In earlier editions of PULSE,1 we have discussed the National Disability Insurance Scheme (NDIS) and its possible impact on the health industry. In this edition, we revisit the NDIS in light of recent Coroner’s Court findings relating to the death of a child with complex high needs whilst in respite care provided under the Home and Community Care (HACC) Program.2 The findings provide useful guidance for organisations planning for the commencement of the NDIS.


HACC is jointly funded by the Commonwealth and Victorian governments. HACC services are provided to elderly and young people with moderate to profound disabilities.3 HACC services provide support and maintenance to people in the community who would otherwise be unable to care independently for themselves, enabling them to continue living at home.

The NDIS will be implemented from July 2019 and is anticipated to cover approximately 100,000 Victorians aged 0– 64.

Management of the HACC Program will be split from July 2015. Services for people aged 65 and over will be directly managed by the Commonwealth Government and services for people under 65 will be funded and managed by the Victorian Government until the NDIS is in full operation.

The case of Felix Hua

Felix Hua was a 14 year old child with severe autism, no functional communication and little understanding of what was going on around him.

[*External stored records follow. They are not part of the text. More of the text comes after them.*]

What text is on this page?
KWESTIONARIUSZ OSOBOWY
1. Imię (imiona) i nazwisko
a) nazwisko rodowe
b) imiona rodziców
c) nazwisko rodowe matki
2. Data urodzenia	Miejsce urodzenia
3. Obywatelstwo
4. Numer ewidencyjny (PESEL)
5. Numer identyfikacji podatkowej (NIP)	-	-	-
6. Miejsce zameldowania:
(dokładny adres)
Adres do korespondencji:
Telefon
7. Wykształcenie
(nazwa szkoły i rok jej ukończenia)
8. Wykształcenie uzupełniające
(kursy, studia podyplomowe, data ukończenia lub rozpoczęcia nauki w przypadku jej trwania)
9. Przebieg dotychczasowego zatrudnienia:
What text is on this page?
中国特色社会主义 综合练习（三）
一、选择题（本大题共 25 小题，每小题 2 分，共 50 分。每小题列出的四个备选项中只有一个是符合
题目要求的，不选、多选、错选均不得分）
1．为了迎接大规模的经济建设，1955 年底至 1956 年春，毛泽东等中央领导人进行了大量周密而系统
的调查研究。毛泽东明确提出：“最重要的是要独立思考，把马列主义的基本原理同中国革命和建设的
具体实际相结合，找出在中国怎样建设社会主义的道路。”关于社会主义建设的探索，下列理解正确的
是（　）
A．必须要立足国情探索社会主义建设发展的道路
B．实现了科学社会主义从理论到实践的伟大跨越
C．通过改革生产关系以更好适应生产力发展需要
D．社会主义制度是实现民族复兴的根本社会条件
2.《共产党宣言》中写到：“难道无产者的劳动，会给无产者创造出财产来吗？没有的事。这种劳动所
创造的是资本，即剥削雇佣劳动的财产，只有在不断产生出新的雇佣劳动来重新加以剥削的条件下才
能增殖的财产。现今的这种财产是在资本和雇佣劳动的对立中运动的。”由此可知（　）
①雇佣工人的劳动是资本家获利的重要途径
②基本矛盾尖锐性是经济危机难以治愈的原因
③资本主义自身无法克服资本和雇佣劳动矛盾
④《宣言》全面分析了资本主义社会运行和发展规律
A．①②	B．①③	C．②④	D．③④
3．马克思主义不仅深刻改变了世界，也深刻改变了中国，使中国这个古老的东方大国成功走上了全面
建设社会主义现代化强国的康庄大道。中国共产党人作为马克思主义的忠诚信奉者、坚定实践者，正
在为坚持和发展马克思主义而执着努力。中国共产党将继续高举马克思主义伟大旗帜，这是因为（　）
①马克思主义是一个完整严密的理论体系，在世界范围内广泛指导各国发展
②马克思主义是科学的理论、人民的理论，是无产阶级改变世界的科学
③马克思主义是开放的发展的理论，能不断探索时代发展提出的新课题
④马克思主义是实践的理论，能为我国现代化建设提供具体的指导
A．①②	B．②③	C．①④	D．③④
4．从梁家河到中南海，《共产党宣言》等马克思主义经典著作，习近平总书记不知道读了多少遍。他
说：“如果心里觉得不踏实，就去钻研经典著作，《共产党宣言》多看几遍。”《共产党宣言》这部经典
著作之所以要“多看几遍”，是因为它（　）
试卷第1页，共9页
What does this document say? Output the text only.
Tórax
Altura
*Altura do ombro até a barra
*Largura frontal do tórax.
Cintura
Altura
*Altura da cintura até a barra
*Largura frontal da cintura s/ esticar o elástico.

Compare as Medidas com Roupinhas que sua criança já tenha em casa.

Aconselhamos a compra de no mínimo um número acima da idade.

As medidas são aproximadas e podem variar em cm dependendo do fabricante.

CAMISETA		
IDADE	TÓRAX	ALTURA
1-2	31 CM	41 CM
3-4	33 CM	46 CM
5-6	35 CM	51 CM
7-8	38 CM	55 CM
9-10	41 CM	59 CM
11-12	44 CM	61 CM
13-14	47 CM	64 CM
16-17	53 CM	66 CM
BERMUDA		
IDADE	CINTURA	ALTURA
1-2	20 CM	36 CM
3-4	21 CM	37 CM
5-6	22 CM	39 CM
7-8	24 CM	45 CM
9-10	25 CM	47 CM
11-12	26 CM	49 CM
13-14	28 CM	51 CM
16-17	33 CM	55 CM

He was primarily cared for at home by his family but commenced regular respite care after being assessed by the local council. His respite care was outsourced by the council under contract to a care organisation. The care organisation provided the majority of its services to the elderly, but also provided services to younger people with disabilities.

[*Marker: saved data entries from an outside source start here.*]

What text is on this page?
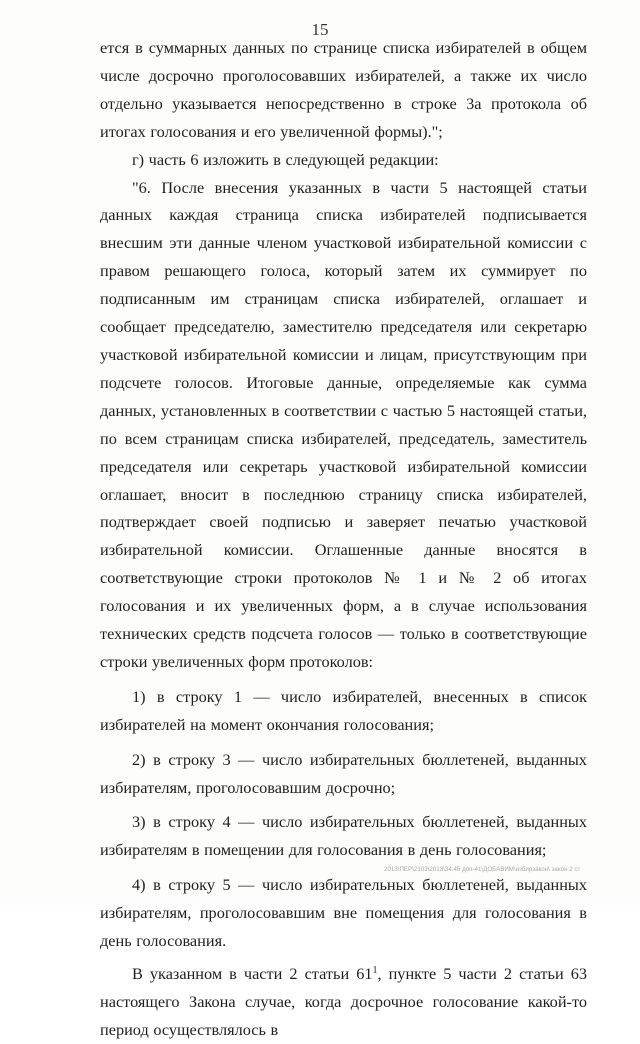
15

ется в суммарных данных по странице списка избирателей в общем числе досрочно проголосовавших избирателей, а также их число отдельно указывается непосредственно в строке 3а протокола об итогах голосования и его увеличенной формы).";

г) часть 6 изложить в следующей редакции:

"6. После внесения указанных в части 5 настоящей статьи данных каждая страница списка избирателей подписывается внесшим эти данные членом участковой избирательной комиссии с правом решающего голоса, который затем их суммирует по подписанным им страницам списка избирателей, оглашает и сообщает председателю, заместителю председателя или секретарю участковой избирательной комиссии и лицам, присутствующим при подсчете голосов. Итоговые данные, определяемые как сумма данных, установленных в соответствии с частью 5 настоящей статьи, по всем страницам списка избирателей, председатель, заместитель председателя или секретарь участковой избирательной комиссии оглашает, вносит в последнюю страницу списка избирателей, подтверждает своей подписью и заверяет печатью участковой избирательной комиссии. Оглашенные данные вносятся в соответствующие строки протоколов № 1 и № 2 об итогах голосования и их увеличенных форм, а в случае использования технических средств подсчета голосов — только в соответствующие строки увеличенных форм протоколов:

1) в строку 1 — число избирателей, внесенных в список избирателей на момент окончания голосования;

2) в строку 3 — число избирательных бюллетеней, выданных избирателям, проголосовавшим досрочно;

3) в строку 4 — число избирательных бюллетеней, выданных избирателям в помещении для голосования в день голосования;

4) в строку 5 — число избирательных бюллетеней, выданных избирателям, проголосовавшим вне помещения для голосования в день голосования.

В указанном в части 2 статьи $61^1$, пункте 5 части 2 статьи 63 настоящего Закона случае, когда досрочное голосование какой-то период осуществлялось в

2013\ПЕР\2103\2013\34.45 доп-41\ДОБАВИМ\избирзакон\ закон 2 ст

On 30 May 2009, while in respite care, Felix was left unsupervised for a short period of time. He wandered off and could not be found despite extensive local searches. His body was later found in a river only a short distance from where he was last seen. Cause of death was confirmed as drowning.

The Coroner identified a number of issues relating to Felix’s care which are applicable to other care organisations providing services under the HACC Program, or plan to provide those services through tender.

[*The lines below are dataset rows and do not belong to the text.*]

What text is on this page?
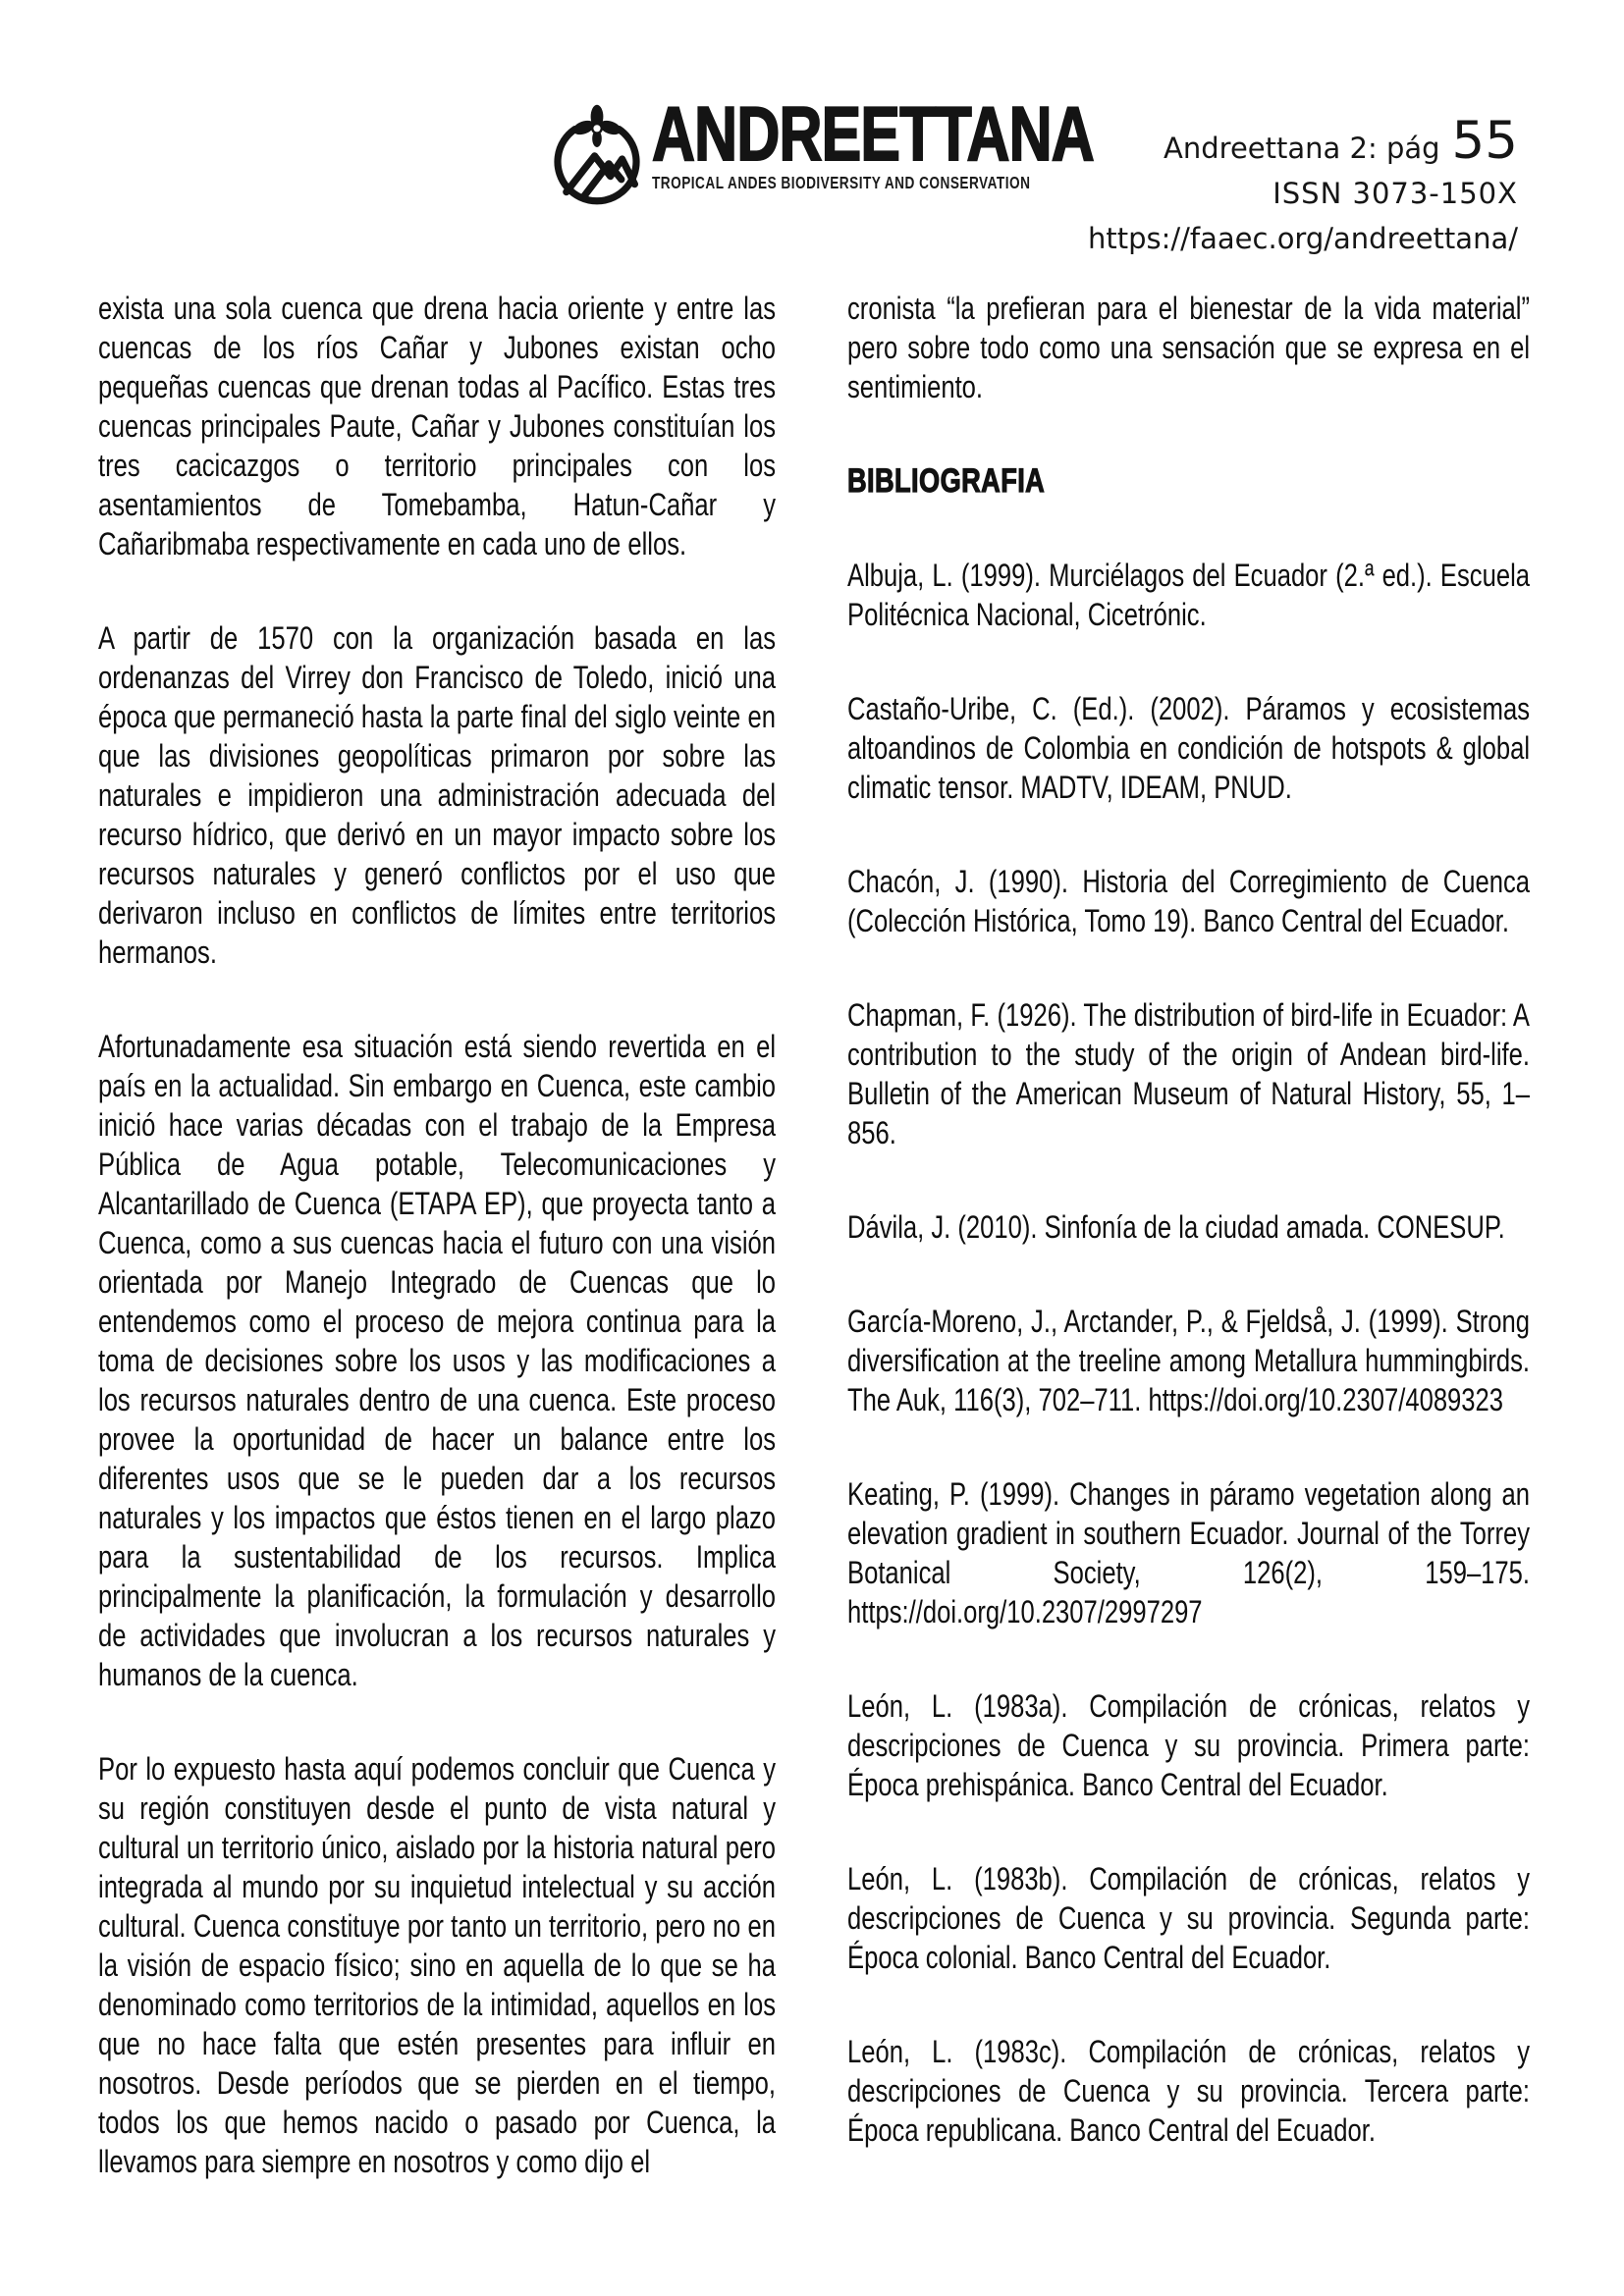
ANDREETTANA
TROPICAL ANDES BIODIVERSITY AND CONSERVATION
Andreettana 2: pág 55
ISSN 3073-150X
https://faaec.org/andreettana/

exista una sola cuenca que drena hacia oriente y entre las cuencas de los ríos Cañar y Jubones existan ocho pequeñas cuencas que drenan todas al Pacífico. Estas tres cuencas principales Paute, Cañar y Jubones constituían los tres cacicazgos o territorio principales con los asentamientos de Tomebamba, Hatun-Cañar y Cañaribmaba respectivamente en cada uno de ellos.

A partir de 1570 con la organización basada en las ordenanzas del Virrey don Francisco de Toledo, inició una época que permaneció hasta la parte final del siglo veinte en que las divisiones geopolíticas primaron por sobre las naturales e impidieron una administración adecuada del recurso hídrico, que derivó en un mayor impacto sobre los recursos naturales y generó conflictos por el uso que derivaron incluso en conflictos de límites entre territorios hermanos.

Afortunadamente esa situación está siendo revertida en el país en la actualidad. Sin embargo en Cuenca, este cambio inició hace varias décadas con el trabajo de la Empresa Pública de Agua potable, Telecomunicaciones y Alcantarillado de Cuenca (ETAPA EP), que proyecta tanto a Cuenca, como a sus cuencas hacia el futuro con una visión orientada por Manejo Integrado de Cuencas que lo entendemos como el proceso de mejora continua para la toma de decisiones sobre los usos y las modificaciones a los recursos naturales dentro de una cuenca. Este proceso provee la oportunidad de hacer un balance entre los diferentes usos que se le pueden dar a los recursos naturales y los impactos que éstos tienen en el largo plazo para la sustentabilidad de los recursos. Implica principalmente la planificación, la formulación y desarrollo de actividades que involucran a los recursos naturales y humanos de la cuenca.

Por lo expuesto hasta aquí podemos concluir que Cuenca y su región constituyen desde el punto de vista natural y cultural un territorio único, aislado por la historia natural pero integrada al mundo por su inquietud intelectual y su acción cultural. Cuenca constituye por tanto un territorio, pero no en la visión de espacio físico; sino en aquella de lo que se ha denominado como territorios de la intimidad, aquellos en los que no hace falta que estén presentes para influir en nosotros. Desde períodos que se pierden en el tiempo, todos los que hemos nacido o pasado por Cuenca, la llevamos para siempre en nosotros y como dijo el

cronista “la prefieran para el bienestar de la vida material” pero sobre todo como una sensación que se expresa en el sentimiento.

BIBLIOGRAFIA

Albuja, L. (1999). Murciélagos del Ecuador (2.ª ed.). Escuela Politécnica Nacional, Cicetrónic.

Castaño-Uribe, C. (Ed.). (2002). Páramos y ecosistemas altoandinos de Colombia en condición de hotspots & global climatic tensor. MADTV, IDEAM, PNUD.

Chacón, J. (1990). Historia del Corregimiento de Cuenca (Colección Histórica, Tomo 19). Banco Central del Ecuador.

Chapman, F. (1926). The distribution of bird-life in Ecuador: A contribution to the study of the origin of Andean bird-life. Bulletin of the American Museum of Natural History, 55, 1–856.

Dávila, J. (2010). Sinfonía de la ciudad amada. CONESUP.

García-Moreno, J., Arctander, P., & Fjeldså, J. (1999). Strong diversification at the treeline among Metallura hummingbirds. The Auk, 116(3), 702–711. https://doi.org/10.2307/4089323

Keating, P. (1999). Changes in páramo vegetation along an elevation gradient in southern Ecuador. Journal of the Torrey Botanical Society, 126(2), 159–175. https://doi.org/10.2307/2997297

León, L. (1983a). Compilación de crónicas, relatos y descripciones de Cuenca y su provincia. Primera parte: Época prehispánica. Banco Central del Ecuador.

León, L. (1983b). Compilación de crónicas, relatos y descripciones de Cuenca y su provincia. Segunda parte: Época colonial. Banco Central del Ecuador.

León, L. (1983c). Compilación de crónicas, relatos y descripciones de Cuenca y su provincia. Tercera parte: Época republicana. Banco Central del Ecuador.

Learnings from the Inquest

The following take-outs from the Coroner’s findings may provide useful guidance for organisations which currently provide, or plan to provide, care services to both the elderly and young people under the NDIS:

  1. Organisations should ensure that manuals or the like include appropriate guidance and information relating to the complexities and differences in providing respite care to a child with a disability, as opposed to an elderly person requiring home or other personal care services.
  2. Organisations should review and ensure that their human resource governance structure includes checking mechanisms to enable timely identification of training needs or other problems.
  3. Organisations should review and consider staff competencies with reference to the clients with whom they work. Where a client presents with particularly complex, challenging or high level needs, specialist skills may be required in addition to the requisite basic set of skills. This may be comprised of formal education and qualifications such as a Certificate III or IV in disability care. The competency of staff members providing care to children with particularly high needs should be properly documented.
  4. Organisations should ensure that children with disabilities have regular review of their cases, particularly as they experience ongoing and predictable developmental changes which in turn, change their care needs and may also alter their risk assessment. If care is contracted to another service, the contractor should initiate the review.
  5. Where an assessment of risk is needed, the assessment process should be conducted by a properly informed and qualified risk assessor with the particular child’s needs in mind.
  6. Care organisations should be guided by the outcomes of the Community Care Common Standards quality review, which will occur in a three year cycle (currently due July 2014) and the updated HACC Program Manual. They should also keep abreast of developments during the transition to the NDIS.


Organisations that provide services under the HACC program must comply with its service standards. Where services are provided to both the young and the elderly it is essential to bear in mind that these are two very distinct client groups and policies and procedures need to adequately recognise this.

This brings significant challenges for organisations to ensure they do not fall short of expected standards. The onus is on organisations to ensure they have the capability to provide services to both client groups in a way that is targeted towards each service user’s needs.